All you have to do is to use the "_partitioned" version of each table and add the special _PARTITIONTIME >= TIMESTAMP("2016-06-01") syntax to your query (where TIMESTAMP is the specific start/stop day of data you want to search in YYYY-MM-DD format). See the BigQuery documentation for more details on how to use this command properly.

Take this simple query that counts up the total number of articles discussing Education every 15 minutes from June 1 to June 15 of this year and additionally the number of those articles that mention Syria. This query takes just 8.6 seconds to complete, but processes 423GB of data, consuming a fair bit of your query quota in a single go. Though, one has to admit that it is pretty incredible that BigQuery can crunch through 423GB of data in just 8.6 seconds!

SELECT DATE, sum(V2Locations like '%Syria%') nummatches, count(1) allarts FROM [gdelt-bq:gdeltv2.gkg] where V2Themes 
like '%EDUCATION%' and DATE>=20160601000000 AND DATE<=20160615999999 group by DATE

Here is the same query, but executed against the partitioned version of the table "gkg_partitioned" and adding in the _PARTITIONTIME sytnax. This query takes just 2 seconds and consumes just 15GB, since it looks at only the 15 days of GKG data relevant to the query. That's a decrease in query quota of more than 28 times and a speedup of fourfold!

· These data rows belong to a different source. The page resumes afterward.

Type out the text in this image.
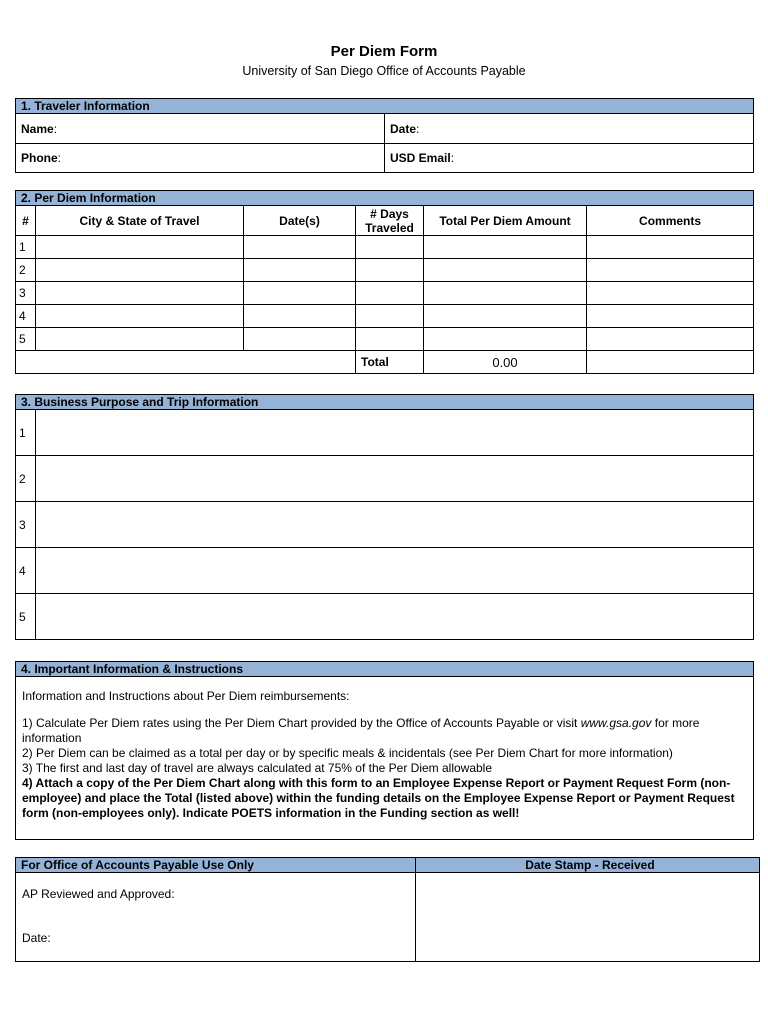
Per Diem Form
University of San Diego Office of Accounts Payable
1. Traveler Information	
Name:	Date:
Phone:	USD Email:
2. Per Diem Information					
#	City & State of Travel	Date(s)	# Days Traveled	Total Per Diem Amount	Comments
1					
2					
3					
4					
5					
			Total	0.00	
3. Business Purpose and Trip Information	
1	
2	
3	
4	
5	
4. Important Information & Instructions

Information and Instructions about Per Diem reimbursements:
1) Calculate Per Diem rates using the Per Diem Chart provided by the Office of Accounts Payable or visit www.gsa.gov for more information
2) Per Diem can be claimed as a total per day or by specific meals & incidentals (see Per Diem Chart for more information)
3) The first and last day of travel are always calculated at 75% of the Per Diem allowable
4) Attach a copy of the Per Diem Chart along with this form to an Employee Expense Report or Payment Request Form (non-employee) and place the Total (listed above) within the funding details on the Employee Expense Report or Payment Request form (non-employees only). Indicate POETS information in the Funding section as well!
For Office of Accounts Payable Use Only	Date Stamp - Received

AP Reviewed and Approved:
Date:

SELECT DATE, sum(V2Locations like '%Syria%') nummatches, count(1) allarts FROM [gdelt-bq:gdeltv2.gkg_partitioned] where 
V2Themes like '%EDUCATION%' and DATE>=20160601000000 and _PARTITIONTIME >= TIMESTAMP("2016-06-01") 
AND DATE<=20160615999999 and _PARTITIONTIME <= TIMESTAMP("2016-06-15") group by DATE

For the moment we've made partitioned versions available of the GDELT 1.0 Events table and the GDELT 2.0 Events, EventMentions and GKG tables. We will be closely monitoring the other GDELT tables and making partitioned versions of them available as well as they grow too large for traditional querying.